When a pod moves to a different node it gets a new address.
- The agent is privileged. It mounts `/var/run/netns`, configures veth
pairs, manages kernel routes, and holds `CAP_NET_ADMIN`. This is
inherent to being a CNI; reducing privilege further is not a goal.
- If BIRD dies but the agent stays up, pods on that node stop being
reachable from off-node.
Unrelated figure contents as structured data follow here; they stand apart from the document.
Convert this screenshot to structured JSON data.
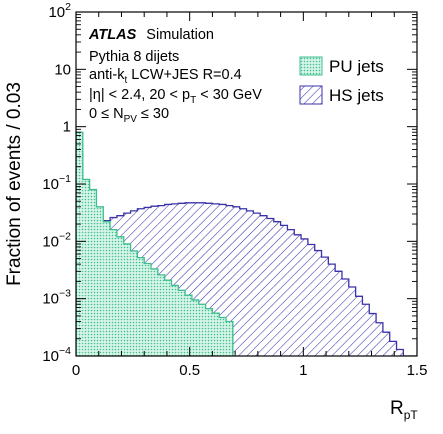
{
  "chart_data": {
    "type": "histogram",
    "bin_width": 0.03,
    "xlabel_main": "R",
    "xlabel_sub": "pT",
    "ylabel": "Fraction of events / 0.03",
    "xlim": [
      0,
      1.5
    ],
    "ylim": [
      0.0001,
      100
    ],
    "yscale": "log",
    "x_ticks": [
      {
        "value": 0,
        "label": "0"
      },
      {
        "value": 0.5,
        "label": "0.5"
      },
      {
        "value": 1,
        "label": "1"
      },
      {
        "value": 1.5,
        "label": "1.5"
      }
    ],
    "y_ticks": [
      {
        "value": 100,
        "base": "10",
        "exp": "2"
      },
      {
        "value": 10,
        "base": "10",
        "exp": ""
      },
      {
        "value": 1,
        "base": "1",
        "exp": ""
      },
      {
        "value": 0.1,
        "base": "10",
        "exp": "−1"
      },
      {
        "value": 0.01,
        "base": "10",
        "exp": "−2"
      },
      {
        "value": 0.001,
        "base": "10",
        "exp": "−3"
      },
      {
        "value": 0.0001,
        "base": "10",
        "exp": "−4"
      }
    ],
    "annotations": {
      "experiment": "ATLAS",
      "status": "Simulation",
      "generator": "Pythia 8 dijets",
      "jets_prefix": "anti-k",
      "jets_sub": "t",
      "jets_suffix": " LCW+JES R=0.4",
      "cuts_a": "|η| < 2.4, 20 < p",
      "cuts_sub": "T",
      "cuts_b": " < 30 GeV",
      "npv_a": "0 ≤ N",
      "npv_sub": "PV",
      "npv_b": " ≤ 30"
    },
    "series": [
      {
        "name": "PU jets",
        "color": "#3fbf8f",
        "pattern": "dots",
        "values": [
          0.8,
          0.12,
          0.08,
          0.04,
          0.022,
          0.016,
          0.012,
          0.009,
          0.0068,
          0.0052,
          0.0041,
          0.0033,
          0.0026,
          0.0021,
          0.0017,
          0.0014,
          0.00115,
          0.00095,
          0.0008,
          0.00067,
          0.00056,
          0.00047,
          0.0004
        ]
      },
      {
        "name": "HS jets",
        "color": "#3a33a8",
        "pattern": "hatch",
        "values": [
          0.016,
          0.017,
          0.019,
          0.022,
          0.023,
          0.026,
          0.028,
          0.031,
          0.034,
          0.037,
          0.039,
          0.041,
          0.042,
          0.044,
          0.045,
          0.046,
          0.047,
          0.047,
          0.047,
          0.046,
          0.045,
          0.044,
          0.042,
          0.04,
          0.037,
          0.034,
          0.031,
          0.028,
          0.025,
          0.022,
          0.019,
          0.016,
          0.013,
          0.011,
          0.0088,
          0.0069,
          0.0053,
          0.004,
          0.003,
          0.0022,
          0.0016,
          0.0011,
          0.0008,
          0.00055,
          0.00038,
          0.00026,
          0.00018,
          0.00013,
          0.0001,
          0.0001
        ]
      }
    ]
  }
}
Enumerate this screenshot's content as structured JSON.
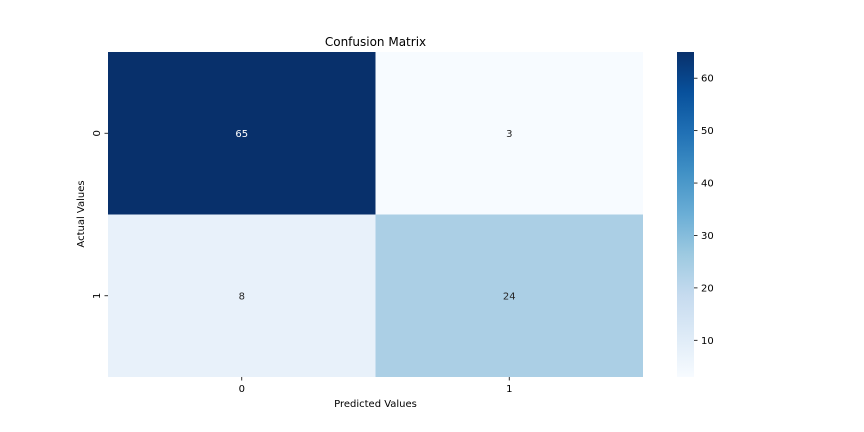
{
  "chart_data": {
    "type": "heatmap",
    "title": "Confusion Matrix",
    "xlabel": "Predicted Values",
    "ylabel": "Actual Values",
    "x_categories": [
      "0",
      "1"
    ],
    "y_categories": [
      "0",
      "1"
    ],
    "values": [
      [
        65,
        3
      ],
      [
        8,
        24
      ]
    ],
    "colormap": "Blues",
    "colorbar": {
      "min": 3,
      "max": 65,
      "ticks": [
        10,
        20,
        30,
        40,
        50,
        60
      ],
      "tick_labels": [
        "10",
        "20",
        "30",
        "40",
        "50",
        "60"
      ]
    },
    "cell_colors": [
      [
        "#08306b",
        "#f7fbff"
      ],
      [
        "#e8f1fa",
        "#abcfe5"
      ]
    ],
    "annotation_colors": [
      [
        "#ffffff",
        "#262626"
      ],
      [
        "#262626",
        "#262626"
      ]
    ],
    "colorbar_stops": [
      "#f7fbff",
      "#deebf7",
      "#c6dbef",
      "#9ecae1",
      "#6baed6",
      "#4292c6",
      "#2171b5",
      "#08519c",
      "#08306b"
    ]
  }
}
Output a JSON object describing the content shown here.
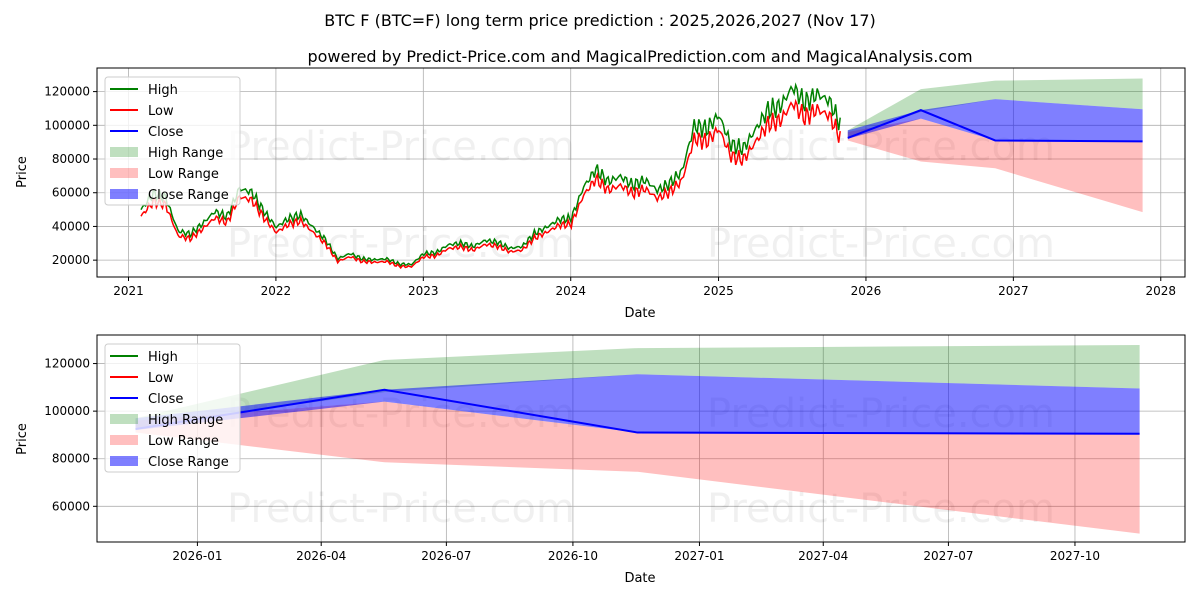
{
  "chart_data": [
    {
      "type": "line",
      "title": "BTC F (BTC=F) long term price prediction : 2025,2026,2027 (Nov 17)",
      "subtitle": "powered by Predict-Price.com and MagicalPrediction.com and MagicalAnalysis.com",
      "xlabel": "Date",
      "ylabel": "Price",
      "xlim": [
        "2020-10-15",
        "2028-03-01"
      ],
      "ylim": [
        10000,
        134000
      ],
      "x_ticks": [
        "2021",
        "2022",
        "2023",
        "2024",
        "2025",
        "2026",
        "2027",
        "2028"
      ],
      "y_ticks": [
        20000,
        40000,
        60000,
        80000,
        100000,
        120000
      ],
      "grid": true,
      "legend": "top-left",
      "watermark": "Predict-Price.com",
      "history_monthly": {
        "start": "2021-02",
        "close": [
          48000,
          57000,
          55000,
          36000,
          34000,
          40000,
          47000,
          44000,
          60000,
          58000,
          47000,
          38000,
          43000,
          45000,
          38000,
          31000,
          20000,
          23000,
          20000,
          19500,
          20000,
          17000,
          16800,
          23000,
          23500,
          28000,
          29000,
          27000,
          30500,
          29500,
          26000,
          27000,
          34500,
          38000,
          42500,
          43000,
          61000,
          71000,
          64000,
          67000,
          62000,
          65000,
          59000,
          63000,
          70000,
          96000,
          94000,
          102000,
          85000,
          83000,
          94000,
          105000,
          107000,
          118000,
          109000,
          114000,
          110000,
          95000
        ],
        "high_factor": 1.04,
        "low_factor": 0.96
      }
    },
    {
      "type": "area",
      "xlabel": "Date",
      "ylabel": "Price",
      "xlim": [
        "2025-10-20",
        "2027-12-20"
      ],
      "ylim": [
        45000,
        132000
      ],
      "x_ticks": [
        "2026-01",
        "2026-04",
        "2026-07",
        "2026-10",
        "2027-01",
        "2027-04",
        "2027-07",
        "2027-10"
      ],
      "y_ticks": [
        60000,
        80000,
        100000,
        120000
      ],
      "grid": true,
      "legend": "top-left"
    }
  ],
  "forecast": {
    "dates": [
      "2025-11-17",
      "2026-05-17",
      "2026-11-17",
      "2027-11-17"
    ],
    "high_range": {
      "lower": [
        93000,
        108000,
        115500,
        109500
      ],
      "upper": [
        97000,
        121500,
        126500,
        127800
      ]
    },
    "low_range": {
      "lower": [
        91000,
        78500,
        74500,
        48500
      ],
      "upper": [
        96000,
        104000,
        91000,
        90500
      ]
    },
    "close_range": {
      "lower": [
        92000,
        104000,
        91000,
        90500
      ],
      "upper": [
        97000,
        109000,
        115500,
        109500
      ]
    },
    "close": [
      92500,
      109000,
      91000,
      90500
    ]
  },
  "legend": [
    "High",
    "Low",
    "Close",
    "High Range",
    "Low Range",
    "Close Range"
  ],
  "colors": {
    "high": "#008000",
    "low": "#ff0000",
    "close": "#0000ff",
    "high_range": "#c2dfc2",
    "low_range": "#ffbfbf",
    "close_range": "#8080ff"
  }
}
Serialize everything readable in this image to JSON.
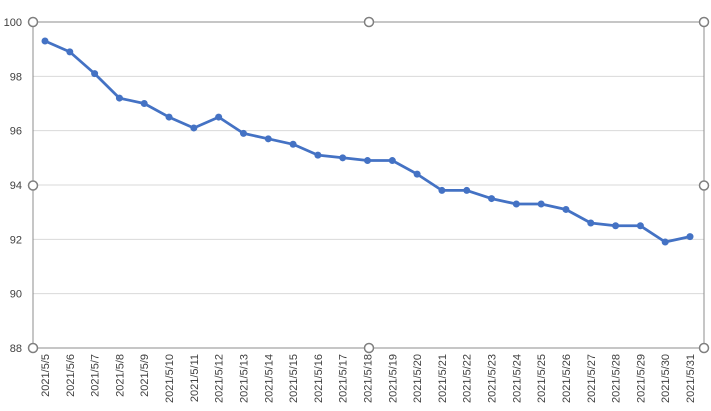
{
  "chart_data": {
    "type": "line",
    "title": "",
    "xlabel": "",
    "ylabel": "",
    "ylim": [
      88,
      100
    ],
    "y_ticks": [
      88,
      90,
      92,
      94,
      96,
      98,
      100
    ],
    "grid": "horizontal",
    "legend": "none",
    "series_color": "#4472C4",
    "categories": [
      "2021/5/5",
      "2021/5/6",
      "2021/5/7",
      "2021/5/8",
      "2021/5/9",
      "2021/5/10",
      "2021/5/11",
      "2021/5/12",
      "2021/5/13",
      "2021/5/14",
      "2021/5/15",
      "2021/5/16",
      "2021/5/17",
      "2021/5/18",
      "2021/5/19",
      "2021/5/20",
      "2021/5/21",
      "2021/5/22",
      "2021/5/23",
      "2021/5/24",
      "2021/5/25",
      "2021/5/26",
      "2021/5/27",
      "2021/5/28",
      "2021/5/29",
      "2021/5/30",
      "2021/5/31"
    ],
    "series": [
      {
        "values": [
          99.3,
          98.9,
          98.1,
          97.2,
          97.0,
          96.5,
          96.1,
          96.5,
          95.9,
          95.7,
          95.5,
          95.1,
          95.0,
          94.9,
          94.9,
          94.4,
          93.8,
          93.8,
          93.5,
          93.3,
          93.3,
          93.1,
          92.6,
          92.5,
          92.5,
          91.9,
          92.1
        ]
      }
    ]
  }
}
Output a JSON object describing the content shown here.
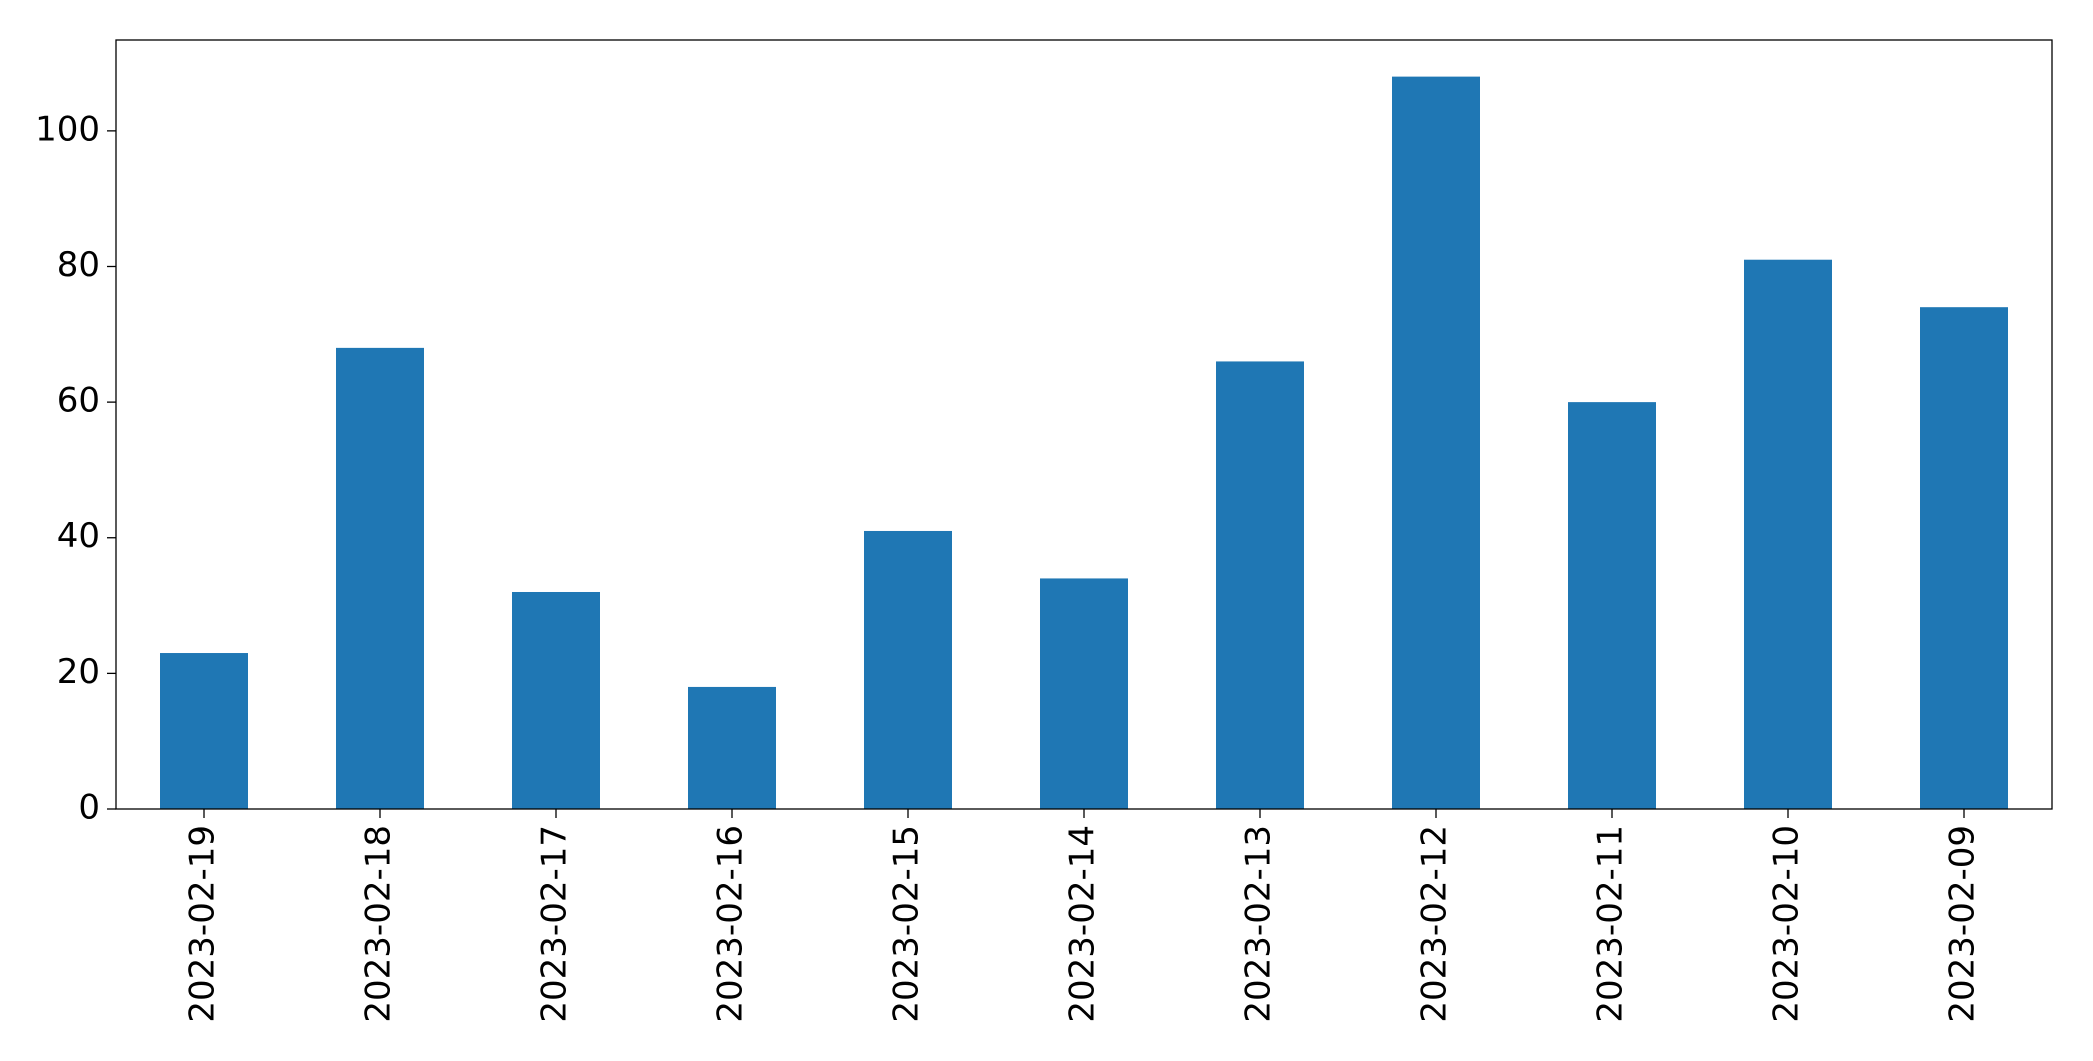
{
  "chart_data": {
    "type": "bar",
    "categories": [
      "2023-02-19",
      "2023-02-18",
      "2023-02-17",
      "2023-02-16",
      "2023-02-15",
      "2023-02-14",
      "2023-02-13",
      "2023-02-12",
      "2023-02-11",
      "2023-02-10",
      "2023-02-09"
    ],
    "values": [
      23,
      68,
      32,
      18,
      41,
      34,
      66,
      108,
      60,
      81,
      74
    ],
    "color": "#1f77b4",
    "ylim": [
      0,
      113.4
    ],
    "yticks": [
      0,
      20,
      40,
      60,
      80,
      100
    ],
    "grid": false
  }
}
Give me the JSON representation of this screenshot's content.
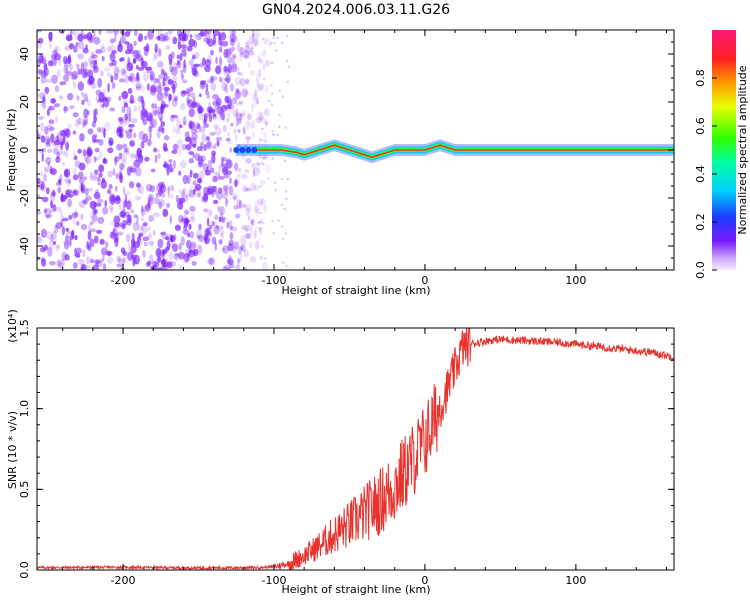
{
  "title": "GN04.2024.006.03.11.G26",
  "colors": {
    "snr_line": "#e8322e",
    "spectrogram_noise": "#7a1bff",
    "frame": "#000000"
  },
  "colorbar": {
    "label": "Normalized spectral amplitude",
    "tick_labels": [
      "0.0",
      "0.2",
      "0.4",
      "0.6",
      "0.8"
    ],
    "range": [
      0,
      1
    ],
    "colormap": "rainbow"
  },
  "chart_data": [
    {
      "type": "heatmap",
      "xlabel": "Height of straight line (km)",
      "ylabel": "Frequency (Hz)",
      "xlim": [
        -257,
        165
      ],
      "ylim": [
        -50,
        50
      ],
      "x_ticks": [
        "-200",
        "-100",
        "0",
        "100"
      ],
      "y_ticks": [
        "-40",
        "-20",
        "0",
        "20",
        "40"
      ],
      "noise_region_x": [
        -257,
        -110
      ],
      "signal_start_x": -125,
      "signal_track": {
        "x": [
          -125,
          -110,
          -95,
          -85,
          -80,
          -75,
          -70,
          -65,
          -60,
          -55,
          -50,
          -45,
          -40,
          -35,
          -30,
          -25,
          -20,
          -15,
          -10,
          -5,
          0,
          5,
          10,
          15,
          20,
          25,
          30,
          50,
          100,
          165
        ],
        "freq": [
          0,
          0,
          0,
          -1,
          -2,
          -1,
          0,
          1,
          2,
          1,
          0,
          -1,
          -2,
          -3,
          -2,
          -1,
          0,
          0,
          0,
          0,
          0,
          1,
          2,
          1,
          0,
          0,
          0,
          0,
          0,
          0
        ]
      }
    },
    {
      "type": "line",
      "xlabel": "Height of straight line (km)",
      "ylabel": "SNR (10 * v/v)",
      "y_multiplier": "(x10⁴)",
      "xlim": [
        -257,
        165
      ],
      "ylim": [
        0,
        15000
      ],
      "x_ticks": [
        "-200",
        "-100",
        "0",
        "100"
      ],
      "y_ticks": [
        "0.0",
        "0.5",
        "1.0",
        "1.5"
      ],
      "series": [
        {
          "x": [
            -257,
            -200,
            -150,
            -110,
            -100,
            -90,
            -80,
            -70,
            -60,
            -50,
            -40,
            -30,
            -20,
            -10,
            0,
            10,
            20,
            25,
            30,
            40,
            50,
            60,
            70,
            80,
            90,
            100,
            110,
            120,
            130,
            140,
            150,
            160,
            165
          ],
          "values": [
            150,
            170,
            130,
            150,
            200,
            400,
            900,
            1500,
            2200,
            2800,
            3500,
            4200,
            5200,
            6500,
            8000,
            10000,
            12500,
            13800,
            14000,
            14200,
            14300,
            14250,
            14200,
            14150,
            14100,
            14000,
            13900,
            13800,
            13700,
            13600,
            13500,
            13300,
            13200
          ]
        }
      ]
    }
  ]
}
The DaemonSet liveness probes catch this.
## Building and testing
```sh
# Unit tests + fuzz seed corpora (fast, ~1s):
go test ./...
# Targeted fuzz pass:
go test -run NEVERMATCH -fuzz=FuzzParseAnnotations -fuzztime=30s ./pkg/agent
go test -run NEVERMATCH -fuzz=FuzzRender -fuzztime=30s ./pkg/routing/bird
go test -run NEVERMATCH -fuzz=FuzzEmbed -fuzztime=30s ./pkg/embed
go test -run NEVERMATCH -fuzz=FuzzIPAM_Allocate -fuzztime=30s ./pkg/agent
# Build the container image (used by the DaemonSet):
docker build -t flock:dev .
```
The fuzz tests are also run as plain unit tests via their seed corpora,
so every `go test ./...` exercises the discovered edge cases as
regressions.
`pkg/agent` has Linux-only files (`*_linux.go`) for netlink and netns
work; the macOS/Windows build pulls in stubs from `*_stub.go` so tests
run cleanly on developer laptops.
## License
Apache 2.0 — see [LICENSE](LICENSE).